Par ailleurs, sauter un repas permet d’augmenter la quantité de vos enzymes digestives (= les substances qui permettent de dégrader la nourriture que vous ingérez) disponibles pour le prochain. Les enzymes digestives permettent de bien décomposer les glucides, protéines et lipides. Si ces différents macro-nutriments sont mal décomposés cela entraîne des ballonnements, flatulences, etc.

Ne pas petit-déjeuner assure des enzymes présentes en quantité pour le repas du midi.

Donc pourquoi pas en cas de troubles digestifs, mais en gardant à l’esprit que cela est bien souvent une béquille qui ne résout pas les problèmes digestifs à la racine.


#5 Pas en cas de fatigue chronique


En effet, les personnes qui présentent une fatigue chronique ont généralement une courbe du cortisol déréglée. Elles se lèvent le matin, très fatiguée et ont du mal à s’endormir le soir, et veillent ainsi tard (ce qui instaure un cercle vicieux). Par conséquent, il pourrait être intéressant d’inclure un petit apport de graisses et de protéines le matin pour nourrir le système hormonal et ainsi l’aider à se mettre en route. Cela va dans le sens de la chrononutrition, mode alimentaire né en 1986, selon les travaux du médecin nutritionniste français Alain Delabos, qui s’appuie sur le rythme naturel de l’organisme. Car, le matin est le moment de la journée où nous nous mettons en action, et pour cela, nos glandes surrénales sécrètent de l’adrénaline et du cortisol (hormones du stress, de l’action). Pour soutenir cette production il serait ainsi bon de manger gras & protéiné (car cela nourrit le système hormonal et l’aide à s’activer). Notre corps retiendra alors matin = action, et petit à petit, cela peut aider les personnes ayant du mal à se mettre en route le matin, à démarrer. Le soir, au contraire, on favorise l’apport de glucides pour favoriser la production de mélatonine, et ainsi avoir un sommeil de qualité.

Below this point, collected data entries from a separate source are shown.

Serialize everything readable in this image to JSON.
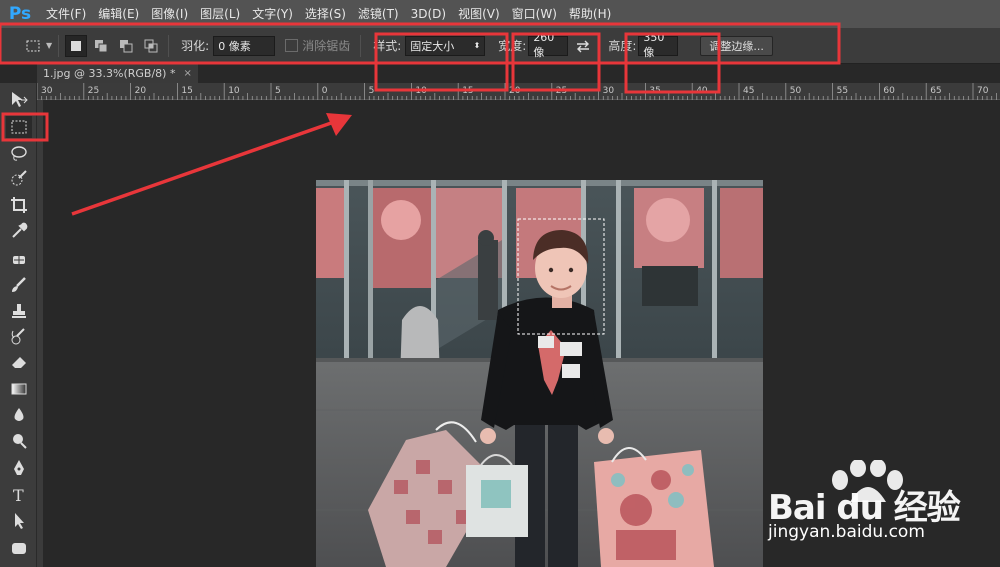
{
  "app": {
    "logo": "Ps"
  },
  "menu": [
    "文件(F)",
    "编辑(E)",
    "图像(I)",
    "图层(L)",
    "文字(Y)",
    "选择(S)",
    "滤镜(T)",
    "3D(D)",
    "视图(V)",
    "窗口(W)",
    "帮助(H)"
  ],
  "options": {
    "feather_label": "羽化:",
    "feather_value": "0 像素",
    "antialias_label": "消除锯齿",
    "style_label": "样式:",
    "style_value": "固定大小",
    "width_label": "宽度:",
    "width_value": "260 像",
    "height_label": "高度:",
    "height_value": "350 像",
    "refine_button": "调整边缘..."
  },
  "document": {
    "tab_title": "1.jpg @ 33.3%(RGB/8) *",
    "tab_close": "×"
  },
  "ruler": {
    "labels": [
      "30",
      "25",
      "20",
      "15",
      "10",
      "5",
      "0",
      "5",
      "10",
      "15",
      "20",
      "25",
      "30",
      "35",
      "40",
      "45",
      "50",
      "55",
      "60",
      "65",
      "70"
    ]
  },
  "tools": [
    {
      "name": "move-tool-icon"
    },
    {
      "name": "rect-marquee-tool-icon",
      "active": true
    },
    {
      "name": "lasso-tool-icon"
    },
    {
      "name": "quick-select-tool-icon"
    },
    {
      "name": "crop-tool-icon"
    },
    {
      "name": "eyedropper-tool-icon"
    },
    {
      "name": "healing-brush-tool-icon"
    },
    {
      "name": "brush-tool-icon"
    },
    {
      "name": "clone-stamp-tool-icon"
    },
    {
      "name": "history-brush-tool-icon"
    },
    {
      "name": "eraser-tool-icon"
    },
    {
      "name": "gradient-tool-icon"
    },
    {
      "name": "blur-tool-icon"
    },
    {
      "name": "dodge-tool-icon"
    },
    {
      "name": "pen-tool-icon"
    },
    {
      "name": "type-tool-icon"
    },
    {
      "name": "path-select-tool-icon"
    },
    {
      "name": "shape-tool-icon"
    }
  ],
  "annotation_color": "#e8363a",
  "watermark": {
    "brand": "Bai du 经验",
    "url": "jingyan.baidu.com"
  }
}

Pour plus d’informations sur comment se nourrir selon le cycle naturel de notre organisme, vous pouvez lire mon article ci-dessous :

Quand manger les fruits et les protéines ?


L’ erreur à ne pas faire en jeûne intermittent

#1 Trop peu se nourrir

Le jeûne intermittent ne doit pas être synonyme de restriction calorique, sauf si l’apport de calories sur une journée était au-délà du raisonnable dans votre cas. Malgré tous les points soulevés ci-dessus, si vous décidez de vous lancer dans le jeûne intermittent, il vous faudra, au moment de la reprise alimentaire, définie par vous seul, vous nourrir suffisamment, même si votre deuxième repas a lieu à 19h. Sinon, vous verrez des symptômes apparaitre tels que la fatigue, la frilosité, les difficultés d’endormissement, etc.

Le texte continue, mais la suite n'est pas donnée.